Reducing Fraud is not costless
One of Hood's recurring complaints is that federal money comes with onerous reporting requirements. It makes me wonder about how much effort is spent by scientists ensuring they don't run afoul of "anti-fraud" laws or similarly well-intentioned but burdensome funding regulations. He often bypassed the traditional hiring requirements at the institutions he worked at so that he could more quickly hire talented postdocs, so that seems like another roadblock in academia. In addition, Hood complains about the unwillingness of federal grant reviewers to be more risk-tolerant and fund less incremental (and more paradigm-shifting) science.

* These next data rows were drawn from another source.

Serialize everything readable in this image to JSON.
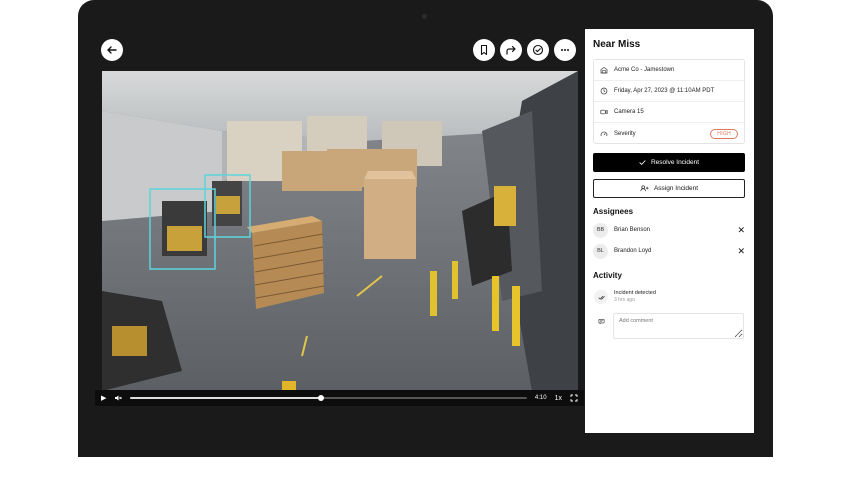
{
  "toolbar": {
    "back_icon": "arrow-left-icon",
    "bookmark_icon": "bookmark-icon",
    "share_icon": "share-arrow-icon",
    "check_icon": "check-circle-icon",
    "more_icon": "more-horizontal-icon"
  },
  "video": {
    "progress_fraction": 0.48,
    "time": "4:10",
    "speed": "1x"
  },
  "panel": {
    "title": "Near Miss",
    "info": {
      "site": "Acme Co - Jamestown",
      "datetime": "Friday, Apr 27, 2023 @ 11:10AM PDT",
      "camera": "Camera 15",
      "severity_label": "Severity",
      "severity_value": "HIGH"
    },
    "resolve_label": "Resolve Incident",
    "assign_label": "Assign Incident",
    "assignees_heading": "Assignees",
    "assignees": [
      {
        "initials": "BB",
        "name": "Brian Benson"
      },
      {
        "initials": "BL",
        "name": "Brandon Loyd"
      }
    ],
    "activity_heading": "Activity",
    "activity_event": "Incident detected",
    "activity_time": "3 hrs ago",
    "comment_placeholder": "Add comment"
  },
  "colors": {
    "severity": "#e07a5f",
    "detection_box": "#5fd3dc",
    "primary_button": "#000000"
  }
}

Talented People are Rate-Limiting (?)
A more general theme is the apparent scarcity of highly effective science administrators. Before moving to UW, Hood was getting recruitment offers from many places:
Harvard asked Hood to apply for its presidency. Roche, the enormous health-care company, offered to increase his salary sevenfold. Monsanto beckoned with another lucrative bid for the Caltech star. Always, the answer was no. (Location 2887)
While someone like Hood, with his boundless energy and focus, is quite rare, I'm not sure that nearly as effective managers are that rare. My uninformed speculation on this is that a big filter is that of experience: without previous experience credibly demonstrating talent at science administration, risk-averse institutions won't take a risk on you. And yet, that experience is hard to come by for a younger and early-career scientist because mostly older scientists occupy those administrative roles.
The existence of young tech billionaires in executive and administrative roles (along with occasional standouts such as Eric Lander taking on science leadership roles in his 30's) demonstrates that young people are capable of successfully managing big groups of people in technical fields. I'm not sure how much an aging class of science administrators has to do with how risk-averse federal science funding is, but intuitively it seems related. Here is some data on how the average age of scientists at the time they do Nobel Prize winning work has increased.
Some random closing thoughts:
it is striking that when highly intelligent and motivated people meet each other, even when separated by ~17 years-- like Bill Gates and Leroy Hood-- they can become good friends quite quickly.
mentorship from influential scientists can really positively influence your early career, but since mentors are always searching for exceptionally talented students, selection effects are quite large, and it seems hard to measure what effect mentors have on success.
Bill Gates pivoting his philanthropy away from university donations and systems biology seems like an especially wise and moral decision in retrospect. It is not clear what practical results systems biology has yielded so far (of course, basic research has a huge time lag between discovery and application, so the story may change in another 10 years), but the Gates Foundation's work in developing countries has done a lot of good in the short and medium term. 4
the Matthew Effect seems important for explaining the careers of some highly prominent scientists. Early success gives you a good reputation, which gets you more opportunities, and people knocking down your door to collaborate with you.